Iceland is a Nordic island country in the North Atlantic Ocean and the most sparsely populated country in Europe.

According to the ancient manuscript Landnámabók, the settlement of Iceland began in 874 AD when the Norwegian chieftain Ingólfr Arnarson became the first permanent settler on the island. In the following centuries, Norwegians, and to a lesser extent other Scandinavians, emigrated to Iceland, bringing with them thralls (i.e., slaves or serfs) of Gaelic origin.

The island was governed as an independent commonwealth under the Althing, one of the world’s oldest functioning legislative assemblies. Following a period of civil strife, Iceland acceded to Norwegian rule in the 13th century. The establishment of the Kalmar Union in 1397 united the kingdoms of Norway, Denmark, and Sweden. Iceland thus followed Norway’s integration into that union, coming under Danish rule after Sweden’s secession from the union in 1523. Although the Danish kingdom introduced Lutheranism forcefully in 1550, Iceland remained a distant semi-colonial territory in which Danish institutions and infrastructures were conspicuous by their absence.

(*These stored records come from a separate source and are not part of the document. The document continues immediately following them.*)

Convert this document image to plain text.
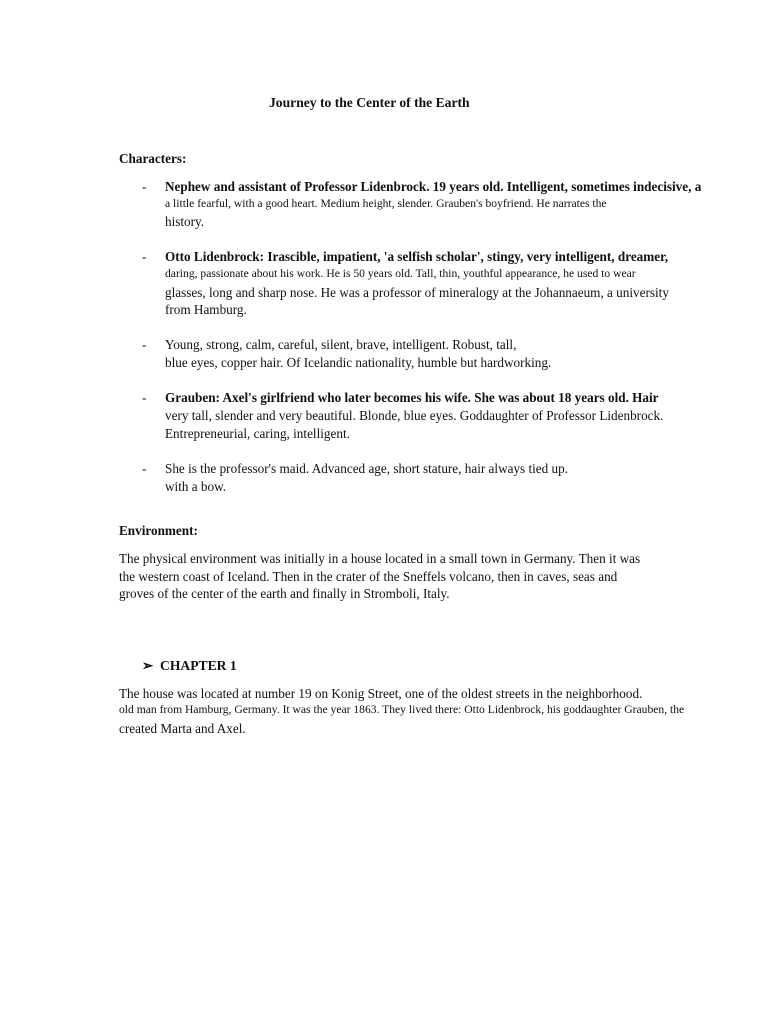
Journey to the Center of the Earth
Characters:
- Nephew and assistant of Professor Lidenbrock. 19 years old. Intelligent, sometimes indecisive, a
a little fearful, with a good heart. Medium height, slender. Grauben's boyfriend. He narrates the
history.
- Otto Lidenbrock: Irascible, impatient, 'a selfish scholar', stingy, very intelligent, dreamer,
daring, passionate about his work. He is 50 years old. Tall, thin, youthful appearance, he used to wear
glasses, long and sharp nose. He was a professor of mineralogy at the Johannaeum, a university
from Hamburg.
- Young, strong, calm, careful, silent, brave, intelligent. Robust, tall,
blue eyes, copper hair. Of Icelandic nationality, humble but hardworking.
- Grauben: Axel's girlfriend who later becomes his wife. She was about 18 years old. Hair
very tall, slender and very beautiful. Blonde, blue eyes. Goddaughter of Professor Lidenbrock.
Entrepreneurial, caring, intelligent.
- She is the professor's maid. Advanced age, short stature, hair always tied up.
with a bow.
Environment:
The physical environment was initially in a house located in a small town in Germany. Then it was
the western coast of Iceland. Then in the crater of the Sneffels volcano, then in caves, seas and
groves of the center of the earth and finally in Stromboli, Italy.
➢ CHAPTER 1
The house was located at number 19 on Konig Street, one of the oldest streets in the neighborhood.
old man from Hamburg, Germany. It was the year 1863. They lived there: Otto Lidenbrock, his goddaughter Grauben, the
created Marta and Axel.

In the wake of the French Revolution and the Napoleonic Wars, Iceland’s struggle for independence took form and culminated in independence in 1918 and the founding of a republic in 1944. Although its parliament (Althing) was suspended from 1799 to 1845, the island republic has been credited with sustaining the world’s oldest and longest-running parliament.

Until the 20th century, Iceland relied largely on subsistence fishing and agriculture. Industrialisation of the fisheries and Marshall Plan aid following World War II brought prosperity, and Iceland became one of the wealthiest and most developed nations in the world.